Optimized Parameter Search Approach for Weight Modification Attack Targeting Deep Learning Models
, Amaia Gil-Lerchundi 1, Raul Orduna-Urrutia 1 and Iñigo Mendialdua 2Round 1
Reviewer 1 Report
The research area of this manuscript is definitely interesting for many readers. The presentation of the study is fair and the organization of the manuscript is correct. The language is understandable. Nevertheless, I believe that the manuscript's required major revision.
There are many concerns about the paper:
- Please state the current objective of the paper – current hardly to find the exact objective of the paper, but from the paper, I assumed that the authors planned to identify weight modification attack. However, there is no evident to demonstrate or explain what kind of main problem. Consider defining clear problem and objective of paper.
- The problem statement is not clear. The author failed to consider the current the state of the art in their studies. Consider identifying the main problem of the proposed studies.
- Not provide state of the art analysis from previous research. Some part of introduction can move to literature review.
- Suggest including some statistic is possible to show real problem in introduction.
- Please include aims of the paper, significant of result and conclusion from the experiment on the abstract.
- Figure is not clear. Figure name must be similar in paragraph. Not just put Fig.1. Please follow journal standard formatting.
- Please state contribution of the paper. The authors can insert contribution of paper in Introduction.
- Explain clearly why dataset split in to 70:30.
- No explanation / conclusion of every result. The reader want to the your opinion from your result.
- Include detail for future work.
Author Response
Please see the attachment.
Author Response File: 
Author Response.docx
Reviewer 2 Report
In this work authors propose a weight modification attack to a supervised machine learning model. They check the algorithm's success by modifying the weights. They perform their experiments on a public dataset of breast cancer images.
In my opinion, the attack and the results are not surprising. And having an experiment on a single dataset does not mean much about the methodology. Moreover, the methodology is not compared with the previous methods in the literature.

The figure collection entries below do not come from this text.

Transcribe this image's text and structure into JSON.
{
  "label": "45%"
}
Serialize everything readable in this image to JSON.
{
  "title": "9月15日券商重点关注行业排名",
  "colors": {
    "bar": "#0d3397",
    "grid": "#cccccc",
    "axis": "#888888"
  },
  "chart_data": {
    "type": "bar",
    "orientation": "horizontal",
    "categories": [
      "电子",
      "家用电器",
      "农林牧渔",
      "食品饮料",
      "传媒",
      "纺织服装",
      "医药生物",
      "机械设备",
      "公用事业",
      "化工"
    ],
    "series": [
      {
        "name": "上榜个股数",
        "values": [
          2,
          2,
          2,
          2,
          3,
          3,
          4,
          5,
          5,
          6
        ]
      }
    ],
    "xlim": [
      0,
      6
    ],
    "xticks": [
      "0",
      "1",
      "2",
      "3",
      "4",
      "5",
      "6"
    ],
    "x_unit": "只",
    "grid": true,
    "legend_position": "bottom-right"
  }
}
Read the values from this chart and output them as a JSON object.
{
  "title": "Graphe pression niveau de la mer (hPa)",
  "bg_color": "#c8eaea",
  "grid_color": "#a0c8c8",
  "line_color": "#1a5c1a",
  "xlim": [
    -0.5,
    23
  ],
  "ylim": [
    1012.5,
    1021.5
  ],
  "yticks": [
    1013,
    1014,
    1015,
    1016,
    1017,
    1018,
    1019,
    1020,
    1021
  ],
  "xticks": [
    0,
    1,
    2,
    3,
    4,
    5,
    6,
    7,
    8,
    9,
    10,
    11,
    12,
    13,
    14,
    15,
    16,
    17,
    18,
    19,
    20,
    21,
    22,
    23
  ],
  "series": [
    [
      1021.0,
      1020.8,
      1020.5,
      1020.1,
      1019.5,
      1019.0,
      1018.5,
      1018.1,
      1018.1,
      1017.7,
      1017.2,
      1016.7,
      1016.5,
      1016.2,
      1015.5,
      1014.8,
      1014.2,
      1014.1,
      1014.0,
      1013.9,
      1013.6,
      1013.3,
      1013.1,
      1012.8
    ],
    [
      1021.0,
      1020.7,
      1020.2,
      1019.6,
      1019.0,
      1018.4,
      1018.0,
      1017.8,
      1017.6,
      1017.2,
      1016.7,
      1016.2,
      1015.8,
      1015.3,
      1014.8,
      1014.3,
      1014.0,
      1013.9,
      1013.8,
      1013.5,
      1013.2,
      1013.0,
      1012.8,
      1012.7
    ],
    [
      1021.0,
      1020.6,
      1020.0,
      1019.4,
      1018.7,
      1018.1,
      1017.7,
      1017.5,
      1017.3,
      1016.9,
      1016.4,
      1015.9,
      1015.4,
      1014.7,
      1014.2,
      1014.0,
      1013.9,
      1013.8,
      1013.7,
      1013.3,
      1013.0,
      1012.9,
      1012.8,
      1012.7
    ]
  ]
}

I strongly suggest the authors to proofread the paper and then get help from a native speaker or from the academic writing center of their universities. Because a lot of the sentences requires revision. For example, the definition of the parameters provided between the lines 190-198 are very hard to understand. Which makes it very hard to follow the rest of the paper. For instance, why k^2 is the number of modified parameters? That is, why the number of modified parameters must be a square?
Apparently even the authors themselves did not read the paper because many Table captions are provided as "This is a table caption. Tables should be placed in the main text near to the first time they are cited."
Some of the figures are not cited inside the text.
I recommend the authors to consider submitting this paper to a conference.
Author Response
Please see the attachment.
Author Response File: Author Response.docx
Reviewer 3 Report
Table 2 and 3 headings are not given
A detailed literature review can be done for discussing the challenges addressed in the literature, motivation for this proposed work and why this work is significant in this domain? Accordingly, a few more recent references can be added and cited.
As in many places, it is mentioned that this proposed work is a new version of weight modification attack, what were the earlier models built for the same and how it is different from the newer version can be discussed.
The computational complexity of the approach is not analyzed. It can be detailed in a discussion section.
What is the setup/environment used to perform the experiments?
Pseudocode integrating all subsections of 2 can be written for better understandability.
The approach can be compared with other state-of-the-art techniques for exhibiting the superiority of the proposed approach wrt few performance metrics.
A thorough English proof check is required as there are a few spelling/grammar mistakes in the paper. Ex: "implementes"
Author Response
Please see the attachment.
Author Response File: Author Response.docx
Reviewer 4 Report
The paper proposes a weight modification attack based on the clustering of similar input data.
The manuscript is well organized and is relevant for the field, the authors present a comprehensive background in the domain, then highlight very well the novelty of the paper as well as the methods used. The references used are current. The tests and experiments are well presented and relevant, and these can be reproduced as authors present the tools used. The results of the experiments can be analyzed through the figures and tables included in the manuscript. However, Tables 2 and 3 need captions. There is an extra dot on line 199. The conclusions are consistent and in accordance with the rest of the paper. Although generally, the paper is good, a comparison with similar works is missing. I suggest adding a section in which the authors compare their work with similar studies.
Author Response
Please see the attachment.
Author Response File: Author Response.docx
Round 2
Reviewer 4 Report
I checked the new version of the paper and I agree with the changes.